While journalists today have more opportunities to collaborate, they are also threatened as never before. Online harassment and abuse against journalists, government-sponsored threats, and killings saw a significant increase in the last year.
Censorship has taken a new form: take, for instance, internet shutdowns and online hate speech. Journalists experience threats to their privacy, as their email and social media accounts are often reviewed, thus threatening not only data and sources anonymity but also their own personal safety. The level of trust media organisations experience has been deeply affected by the weakening of Western democracies and Western values.
Financial challenges make media organisations dependent, however, and as a result, “we never know where we stand,” explains Julie Posetti, Senior Research Fellow at Oxford University’s Reuters Centre for the Study of Journalism, at the session “Journalism’s perfect storm? Confronting rising global threats from “f*ke news” to censorship, surveillance, and the killing of journalists with impunity” at the International Journalism Festival 2018.

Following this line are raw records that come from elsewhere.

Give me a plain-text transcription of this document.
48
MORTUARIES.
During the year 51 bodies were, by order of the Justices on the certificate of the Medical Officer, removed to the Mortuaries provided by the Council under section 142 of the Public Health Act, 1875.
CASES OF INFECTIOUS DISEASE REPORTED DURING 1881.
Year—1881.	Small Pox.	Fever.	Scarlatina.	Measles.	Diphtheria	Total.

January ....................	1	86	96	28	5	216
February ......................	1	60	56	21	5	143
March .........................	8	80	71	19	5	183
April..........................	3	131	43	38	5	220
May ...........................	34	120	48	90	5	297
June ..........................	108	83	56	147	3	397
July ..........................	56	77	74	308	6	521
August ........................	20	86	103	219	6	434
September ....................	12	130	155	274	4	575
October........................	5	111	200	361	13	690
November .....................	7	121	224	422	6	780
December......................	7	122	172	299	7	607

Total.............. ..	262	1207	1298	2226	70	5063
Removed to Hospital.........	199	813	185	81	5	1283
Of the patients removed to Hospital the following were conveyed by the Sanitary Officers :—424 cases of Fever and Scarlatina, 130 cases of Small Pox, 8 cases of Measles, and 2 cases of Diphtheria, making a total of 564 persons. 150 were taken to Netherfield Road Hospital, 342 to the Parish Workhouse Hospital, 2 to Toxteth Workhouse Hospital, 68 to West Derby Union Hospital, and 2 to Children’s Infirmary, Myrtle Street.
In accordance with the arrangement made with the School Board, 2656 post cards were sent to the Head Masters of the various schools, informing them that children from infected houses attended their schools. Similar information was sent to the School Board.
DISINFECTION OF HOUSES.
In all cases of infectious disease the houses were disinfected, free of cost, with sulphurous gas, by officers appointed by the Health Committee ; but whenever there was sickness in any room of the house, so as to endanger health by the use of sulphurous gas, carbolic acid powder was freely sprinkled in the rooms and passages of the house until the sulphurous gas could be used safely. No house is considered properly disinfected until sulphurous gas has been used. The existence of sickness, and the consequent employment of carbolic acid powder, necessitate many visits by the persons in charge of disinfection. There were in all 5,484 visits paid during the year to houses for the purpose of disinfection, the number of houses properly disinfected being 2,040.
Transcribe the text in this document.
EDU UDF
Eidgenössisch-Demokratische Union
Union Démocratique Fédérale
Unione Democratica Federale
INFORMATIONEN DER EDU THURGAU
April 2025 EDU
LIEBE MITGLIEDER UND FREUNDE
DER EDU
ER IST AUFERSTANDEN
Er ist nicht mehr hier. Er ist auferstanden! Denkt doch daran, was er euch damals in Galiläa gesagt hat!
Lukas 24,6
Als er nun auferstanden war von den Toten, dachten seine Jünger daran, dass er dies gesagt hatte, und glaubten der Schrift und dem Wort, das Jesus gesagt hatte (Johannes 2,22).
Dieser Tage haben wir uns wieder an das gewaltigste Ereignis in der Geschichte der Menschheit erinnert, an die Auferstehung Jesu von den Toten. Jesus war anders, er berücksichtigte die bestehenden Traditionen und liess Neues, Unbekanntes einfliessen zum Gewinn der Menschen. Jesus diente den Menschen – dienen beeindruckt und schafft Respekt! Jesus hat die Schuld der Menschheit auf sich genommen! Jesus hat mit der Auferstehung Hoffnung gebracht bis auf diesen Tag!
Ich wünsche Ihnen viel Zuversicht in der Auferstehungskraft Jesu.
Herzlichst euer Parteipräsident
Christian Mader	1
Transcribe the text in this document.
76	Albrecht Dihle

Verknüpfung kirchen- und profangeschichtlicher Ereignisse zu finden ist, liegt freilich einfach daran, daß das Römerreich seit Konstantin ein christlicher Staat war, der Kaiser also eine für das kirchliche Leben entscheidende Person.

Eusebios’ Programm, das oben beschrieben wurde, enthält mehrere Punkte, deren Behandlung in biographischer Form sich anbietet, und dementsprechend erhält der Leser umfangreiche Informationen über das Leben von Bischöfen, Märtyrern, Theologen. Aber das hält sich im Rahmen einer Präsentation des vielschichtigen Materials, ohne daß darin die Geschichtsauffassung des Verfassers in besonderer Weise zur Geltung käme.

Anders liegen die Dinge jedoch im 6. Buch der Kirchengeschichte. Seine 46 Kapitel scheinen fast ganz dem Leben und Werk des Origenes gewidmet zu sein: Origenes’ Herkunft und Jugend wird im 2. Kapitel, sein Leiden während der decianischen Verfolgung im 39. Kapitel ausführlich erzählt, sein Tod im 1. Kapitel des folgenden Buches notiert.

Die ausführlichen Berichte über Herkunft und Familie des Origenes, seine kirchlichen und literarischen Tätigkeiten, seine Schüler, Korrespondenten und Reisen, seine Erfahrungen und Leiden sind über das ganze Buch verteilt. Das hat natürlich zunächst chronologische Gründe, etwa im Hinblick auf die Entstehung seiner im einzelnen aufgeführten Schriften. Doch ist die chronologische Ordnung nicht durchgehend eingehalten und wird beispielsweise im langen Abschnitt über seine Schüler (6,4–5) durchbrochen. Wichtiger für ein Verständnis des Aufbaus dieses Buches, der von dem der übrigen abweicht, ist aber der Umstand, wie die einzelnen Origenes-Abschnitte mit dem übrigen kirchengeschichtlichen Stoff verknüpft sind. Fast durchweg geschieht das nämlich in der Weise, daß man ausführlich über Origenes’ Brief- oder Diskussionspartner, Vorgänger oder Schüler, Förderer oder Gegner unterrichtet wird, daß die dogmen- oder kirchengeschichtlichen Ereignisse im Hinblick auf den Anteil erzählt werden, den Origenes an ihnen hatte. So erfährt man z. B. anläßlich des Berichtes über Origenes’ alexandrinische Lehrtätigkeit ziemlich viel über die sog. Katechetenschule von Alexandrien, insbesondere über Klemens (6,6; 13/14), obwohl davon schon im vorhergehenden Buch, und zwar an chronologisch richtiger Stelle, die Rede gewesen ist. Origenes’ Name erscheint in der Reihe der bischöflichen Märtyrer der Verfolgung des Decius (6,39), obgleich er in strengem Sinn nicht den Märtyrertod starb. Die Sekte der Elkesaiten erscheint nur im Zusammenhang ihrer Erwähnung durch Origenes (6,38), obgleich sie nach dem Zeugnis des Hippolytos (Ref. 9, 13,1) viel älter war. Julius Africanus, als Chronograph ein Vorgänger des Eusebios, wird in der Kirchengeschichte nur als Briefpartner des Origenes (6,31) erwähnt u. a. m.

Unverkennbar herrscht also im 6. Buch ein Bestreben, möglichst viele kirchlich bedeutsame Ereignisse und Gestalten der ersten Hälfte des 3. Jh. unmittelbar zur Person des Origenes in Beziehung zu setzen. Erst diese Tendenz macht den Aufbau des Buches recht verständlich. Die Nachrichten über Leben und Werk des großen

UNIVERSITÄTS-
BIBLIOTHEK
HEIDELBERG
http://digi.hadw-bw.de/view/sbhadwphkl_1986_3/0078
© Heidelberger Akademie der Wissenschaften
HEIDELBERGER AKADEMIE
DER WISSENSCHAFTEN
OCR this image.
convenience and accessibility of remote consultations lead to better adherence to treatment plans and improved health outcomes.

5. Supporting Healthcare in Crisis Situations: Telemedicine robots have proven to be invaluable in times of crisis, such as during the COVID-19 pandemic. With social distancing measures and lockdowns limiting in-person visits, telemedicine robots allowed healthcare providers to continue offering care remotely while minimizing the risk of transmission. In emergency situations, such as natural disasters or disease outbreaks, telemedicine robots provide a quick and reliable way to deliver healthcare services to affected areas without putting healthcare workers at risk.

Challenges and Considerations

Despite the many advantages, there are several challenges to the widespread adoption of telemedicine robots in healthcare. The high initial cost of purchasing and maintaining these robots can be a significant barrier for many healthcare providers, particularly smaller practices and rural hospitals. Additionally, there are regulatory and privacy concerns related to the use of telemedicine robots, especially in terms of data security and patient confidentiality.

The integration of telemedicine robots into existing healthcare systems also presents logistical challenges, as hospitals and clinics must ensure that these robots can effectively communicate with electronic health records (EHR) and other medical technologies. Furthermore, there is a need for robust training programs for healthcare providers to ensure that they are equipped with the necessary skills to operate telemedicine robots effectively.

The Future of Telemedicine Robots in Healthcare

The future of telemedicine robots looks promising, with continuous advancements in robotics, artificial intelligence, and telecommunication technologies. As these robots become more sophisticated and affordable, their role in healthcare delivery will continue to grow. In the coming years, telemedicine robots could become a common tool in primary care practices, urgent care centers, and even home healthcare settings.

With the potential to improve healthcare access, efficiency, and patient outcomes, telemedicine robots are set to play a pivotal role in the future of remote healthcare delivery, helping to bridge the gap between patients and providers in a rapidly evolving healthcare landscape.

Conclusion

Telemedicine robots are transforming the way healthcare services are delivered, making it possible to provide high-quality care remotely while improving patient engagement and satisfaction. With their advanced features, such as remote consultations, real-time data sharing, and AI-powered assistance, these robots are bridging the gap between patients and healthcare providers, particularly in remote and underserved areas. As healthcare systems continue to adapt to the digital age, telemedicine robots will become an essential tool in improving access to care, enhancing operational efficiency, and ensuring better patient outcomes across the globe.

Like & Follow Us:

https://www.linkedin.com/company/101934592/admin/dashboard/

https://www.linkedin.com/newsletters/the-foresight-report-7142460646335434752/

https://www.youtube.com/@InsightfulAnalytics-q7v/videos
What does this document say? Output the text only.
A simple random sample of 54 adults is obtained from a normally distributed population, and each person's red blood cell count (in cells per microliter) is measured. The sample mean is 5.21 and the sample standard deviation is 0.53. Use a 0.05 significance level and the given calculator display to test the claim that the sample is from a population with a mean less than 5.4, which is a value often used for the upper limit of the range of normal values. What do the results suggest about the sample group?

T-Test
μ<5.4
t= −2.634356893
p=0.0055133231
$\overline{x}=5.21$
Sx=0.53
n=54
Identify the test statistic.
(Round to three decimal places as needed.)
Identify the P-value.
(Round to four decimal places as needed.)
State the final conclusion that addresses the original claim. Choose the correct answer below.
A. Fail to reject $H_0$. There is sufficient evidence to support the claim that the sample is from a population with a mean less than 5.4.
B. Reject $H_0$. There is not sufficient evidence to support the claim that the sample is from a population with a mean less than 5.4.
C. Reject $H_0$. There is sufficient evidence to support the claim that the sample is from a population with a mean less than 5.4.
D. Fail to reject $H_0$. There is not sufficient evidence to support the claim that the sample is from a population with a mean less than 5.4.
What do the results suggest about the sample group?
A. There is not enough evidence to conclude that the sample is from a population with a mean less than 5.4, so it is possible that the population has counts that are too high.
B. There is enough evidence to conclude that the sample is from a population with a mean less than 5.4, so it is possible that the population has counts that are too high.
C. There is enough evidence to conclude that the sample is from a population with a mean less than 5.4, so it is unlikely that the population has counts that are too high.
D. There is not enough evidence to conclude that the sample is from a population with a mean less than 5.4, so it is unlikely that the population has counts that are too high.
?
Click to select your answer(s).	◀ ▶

Even though social media is a powerful tool to give voices to citizens, it has turned into a weaponised threat to journalism. Maria Ressa, CEO and executive editor Rappler, adds that new platforms such as Facebook are the main source of information for people in the Philippines while at the same time social media is used to target any kind of criticism, specifically after the elections of Rodrigo Duterte. Anyone who criticises the Philippines’ drugwar receives serious threats of rape or death on Facebook, Maria Ressa explains. Her media outlet collected enough data to show that such threats were manufactured, and when they told their readers, the government started attacking directly traditional media organisations. Such targeted personal attacks impact the quality of democracy.
According to Jay Rosen, an associate professor at the Arthur L. Carter Journalism Institute of New York University, there is a campaign going on to discredit U.S. news organisations, which is led by the president himself and that is actually working. The absurdity goes so far that “among Republicans, Trump is more trusted as a source of information than the traditional media,” explains Jay Rosen. This strategy works firstly because one can’t have a debate when there is no common object on the table; secondly, because the president himself is a source of misstatements; and thirdly, because media looks aggressive when it fact-checks him.
This weakening and mistrust in western media give enough ground and justification for other countries to mistreat journalists. As Courtney Radsch from the Committee to Protect Journalists explains, more journalists are in jail right now than ever before. Governments are the ones that imprison journalists and often on false news charges. “We are seeing the very decline of media freedom around the world,” she adds. “There is an impact of the decline of U.S. leadership around the world and we see it in terms of access to the press, but also in terms of justifying throwing the press out of a country.”This phenomenon is a tool to manipulate the public sphere. To be an investigative reporter nowadays seems to be as dangerous or even more than being a war reporter”, she further stresses. From her point of view, Europe is not leading on press freedom, as what we all need now is advocacy and global leadership on press freedom, not stand-and-see policy: “We can talk about UN resolutions, but countries that sign those still have record high numbers on killings of journalists.” She believes that what journalists can do is to put the spotlight on those cases of journalists that have been attacked or murdered and undertake investigations.
Guy Berger, director for freedom of expression in UNESCO, compares the media environment to a fish that we need to protect against extinction and prevent from the escalation of toxic trends. “Journalism is the good bacteria in the belly of the fish, which is in a stormy ocean of nationalism, war, refugees and of environmental degradation. We need the good bacteria to survive in order to have a healthy ocean to develop sustainable development, human rights, and democracy.”
How to protect these healthy journalism bacteria, however? Through collaboration between media organizations, journalists, and platforms, answers Maria Ressa. For her, there are long-term, medium-term, and short-term measures that need to be taken with education falling under the category of long-term measures and media literacy under medium-term measures. What is crucial right now is to convince social media platforms to collaborate as they are the only ones that have the power to act right now. “Facts are not determined by popularity but this is our world today. We need to help platforms deal with the reality and the context of the world they’ve helped create.”